Donated data: The MySceal team have donated the Microsoft Cognitive Services image annotation outputs for the LSC'20 collection.

For access to the full dataset, please email cathal dot gurrin at dcu.ie

The Visual Concepts data file includes detected scenes and concepts for each image (processed over the non-redacted version of the images). The format of the descriptor for each image is as follows:
- attribute_top{i} : the attribute of the scene detected automatically from the image.
- category_top{i} : the category of the scene detected automatically from the image.
- category_top{i}_score : the confidence score of the scene prediction output.
- concept_class{i} : the objects detected automatically from the image.

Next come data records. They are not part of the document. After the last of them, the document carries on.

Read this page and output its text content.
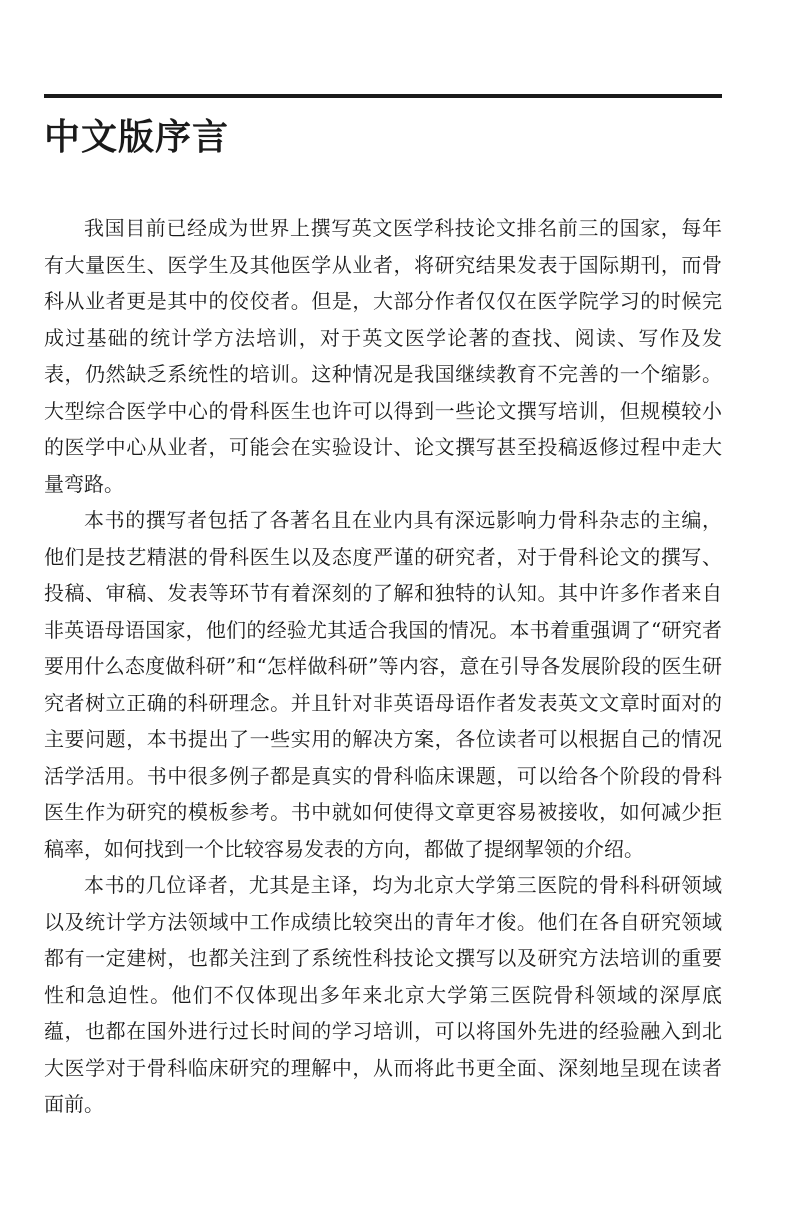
中文版序言

我国目前已经成为世界上撰写英文医学科技论文排名前三的国家，每年有大量医生、医学生及其他医学从业者，将研究结果发表于国际期刊，而骨科从业者更是其中的佼佼者。但是，大部分作者仅仅在医学院学习的时候完成过基础的统计学方法培训，对于英文医学论著的查找、阅读、写作及发表，仍然缺乏系统性的培训。这种情况是我国继续教育不完善的一个缩影。大型综合医学中心的骨科医生也许可以得到一些论文撰写培训，但规模较小的医学中心从业者，可能会在实验设计、论文撰写甚至投稿返修过程中走大量弯路。

本书的撰写者包括了各著名且在业内具有深远影响力骨科杂志的主编，他们是技艺精湛的骨科医生以及态度严谨的研究者，对于骨科论文的撰写、投稿、审稿、发表等环节有着深刻的了解和独特的认知。其中许多作者来自非英语母语国家，他们的经验尤其适合我国的情况。本书着重强调了“研究者要用什么态度做科研”和“怎样做科研”等内容，意在引导各发展阶段的医生研究者树立正确的科研理念。并且针对非英语母语作者发表英文文章时面对的主要问题，本书提出了一些实用的解决方案，各位读者可以根据自己的情况活学活用。书中很多例子都是真实的骨科临床课题，可以给各个阶段的骨科医生作为研究的模板参考。书中就如何使得文章更容易被接收，如何减少拒稿率，如何找到一个比较容易发表的方向，都做了提纲挈领的介绍。

本书的几位译者，尤其是主译，均为北京大学第三医院的骨科科研领域以及统计学方法领域中工作成绩比较突出的青年才俊。他们在各自研究领域都有一定建树，也都关注到了系统性科技论文撰写以及研究方法培训的重要性和急迫性。他们不仅体现出多年来北京大学第三医院骨科领域的深厚底蕴，也都在国外进行过长时间的学习培训，可以将国外先进的经验融入到北大医学对于骨科临床研究的理解中，从而将此书更全面、深刻地呈现在读者面前。
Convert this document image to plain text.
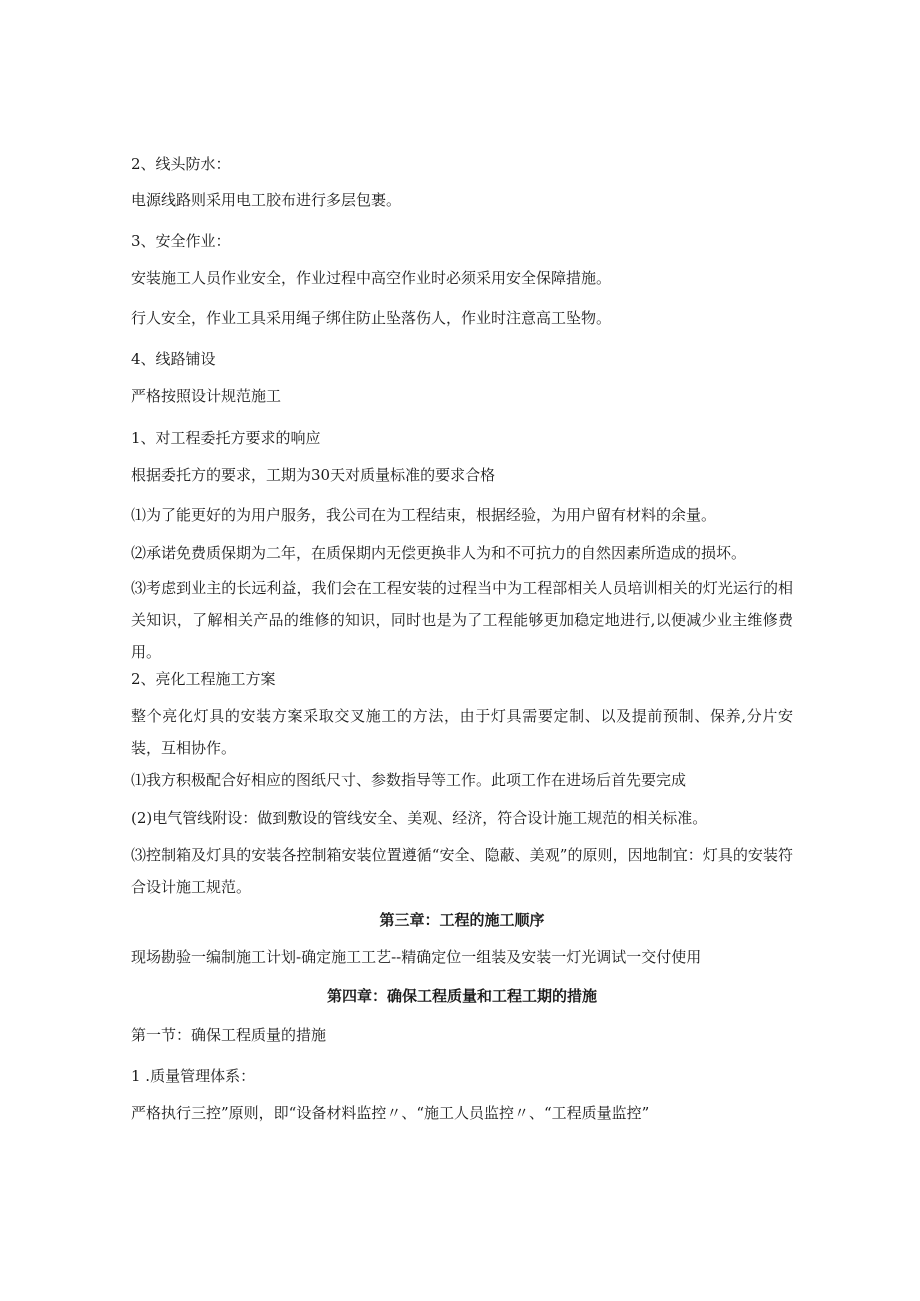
2、线头防水：

电源线路则采用电工胶布进行多层包裹。

3、安全作业：

安装施工人员作业安全，作业过程中高空作业时必须采用安全保障措施。

行人安全，作业工具采用绳子绑住防止坠落伤人，作业时注意高工坠物。

4、线路铺设

严格按照设计规范施工

1、对工程委托方要求的响应

根据委托方的要求，工期为30天对质量标准的要求合格

⑴为了能更好的为用户服务，我公司在为工程结束，根据经验，为用户留有材料的余量。

⑵承诺免费质保期为二年，在质保期内无偿更换非人为和不可抗力的自然因素所造成的损坏。

⑶考虑到业主的长远利益，我们会在工程安装的过程当中为工程部相关人员培训相关的灯光运行的相关知识，了解相关产品的维修的知识，同时也是为了工程能够更加稳定地进行,以便减少业主维修费用。

2、亮化工程施工方案

整个亮化灯具的安装方案采取交叉施工的方法，由于灯具需要定制、以及提前预制、保养,分片安装，互相协作。

⑴我方积极配合好相应的图纸尺寸、参数指导等工作。此项工作在进场后首先要完成

(2)电气管线附设：做到敷设的管线安全、美观、经济，符合设计施工规范的相关标准。

⑶控制箱及灯具的安装各控制箱安装位置遵循“安全、隐蔽、美观”的原则，因地制宜：灯具的安装符合设计施工规范。

第三章：工程的施工顺序

现场勘验一编制施工计划-确定施工工艺--精确定位一组装及安装一灯光调试一交付使用

第四章：确保工程质量和工程工期的措施

第一节：确保工程质量的措施

1 .质量管理体系：

严格执行三控”原则，即“设备材料监控〃、“施工人员监控〃、“工程质量监控”
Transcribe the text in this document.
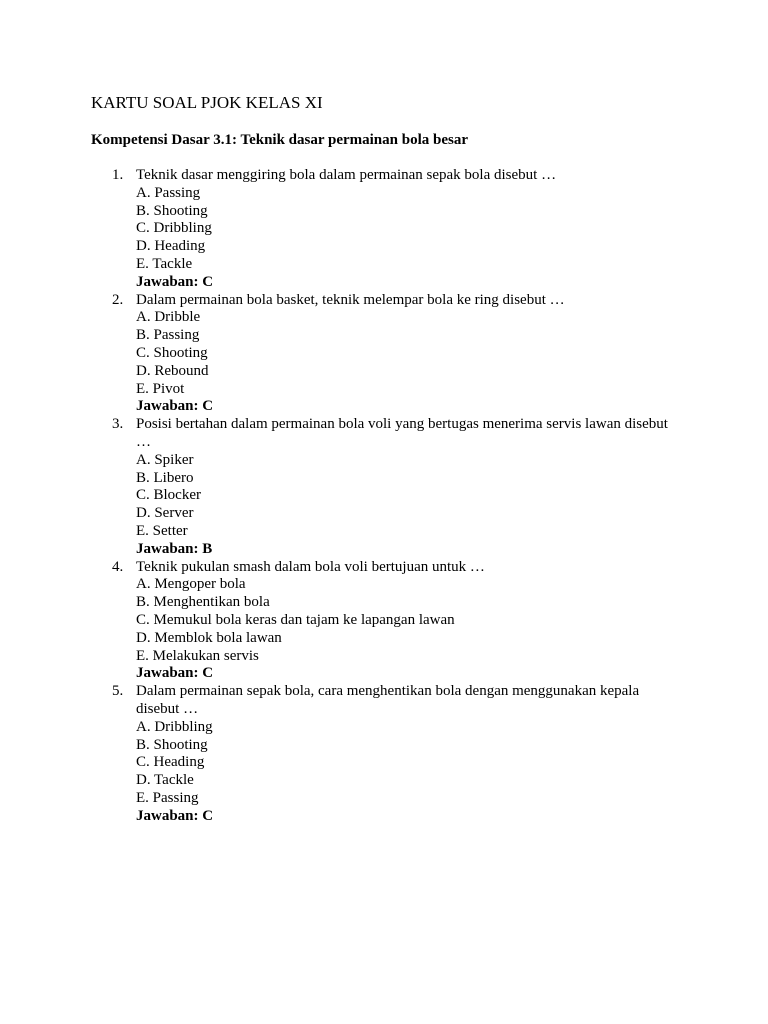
KARTU SOAL PJOK KELAS XI
Kompetensi Dasar 3.1: Teknik dasar permainan bola besar
1. Teknik dasar menggiring bola dalam permainan sepak bola disebut …
A. Passing
B. Shooting
C. Dribbling
D. Heading
E. Tackle
Jawaban: C
2. Dalam permainan bola basket, teknik melempar bola ke ring disebut …
A. Dribble
B. Passing
C. Shooting
D. Rebound
E. Pivot
Jawaban: C
3. Posisi bertahan dalam permainan bola voli yang bertugas menerima servis lawan disebut …
A. Spiker
B. Libero
C. Blocker
D. Server
E. Setter
Jawaban: B
4. Teknik pukulan smash dalam bola voli bertujuan untuk …
A. Mengoper bola
B. Menghentikan bola
C. Memukul bola keras dan tajam ke lapangan lawan
D. Memblok bola lawan
E. Melakukan servis
Jawaban: C
5. Dalam permainan sepak bola, cara menghentikan bola dengan menggunakan kepala disebut …
A. Dribbling
B. Shooting
C. Heading
D. Tackle
E. Passing
Jawaban: C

We use the object category list of 2014-2017 COCO datasets with 80 labels
- concept_score_top{i}: the confidence score of the object detection output.
- concept_bbox_top{i}: the bounding box of the detected object in the format of {top_x top_y bottom_x bottom_y}.

LSC'21 Data Release Forms

Participants are required to sign two forms to access the datasets, an organisational agreement form for your organisation (signed by the research team leader) and an individual agreement form for each member of the research team that will access the data. The organisation agreement form should be sent to the LSC organisers (lsc@computing.dcu.ie) in PDF format. The individual agreement form must be signed by all researchers who will use the data and kept by the organisation on file. It should not be sent to the organisers, unless requested at a later date.

Organisation Agreement form: to be signed by the organisation to which the participants belong. This form must be signed and sent by email to LSC organisers (lsc@computing.dcu.ie).
Individual Agreement form: to be signed by each individual researcher wishing to use the LSC data collection. This form must be filed by the participating organisation, but it does not need to be sent to the organisers.

Upon completion of this process, the participants will be sent details about how to access the dataset. Please note that the zip file is also password protected.

A suitable reference for the dataset in LSC and subsequent papers is as follows:

@inproceedings{LSC21,
author = {Cathal Gurrin and Björn Þór Jónsson and Klaus Schöffmann and Duc-Tien Dang-Nguyen and Jakub Lokoč and Minh-Triet Tran and Wolfgang Hürst and Luca Rossetto and Graham Healy},
title = {Introduction to the Fourth Annual Lifelog Search Challenge, LSC’21},
booktitle = {Proc. International Conference on Multimedia Retrieval (ICMR’21)},
publisher = {ACM},
address = {Taipei, Taiwan},
year = 2021,
}

LSC'20 Development Topics

The suite of development topics will be available to assist teams in developing their lifelog search engines. The LSC'19 topics are available for system testing as well as the LSC'20 topics with relevance judgements. These have been developed for the 2016 subset of the dataset and the relevance judgments are provided only from the 2016 data.
Associated with these development topics, there will be an evaluation system that allows teams to input image IDs and receive a score depending on submission accuracy, which will be operational soon.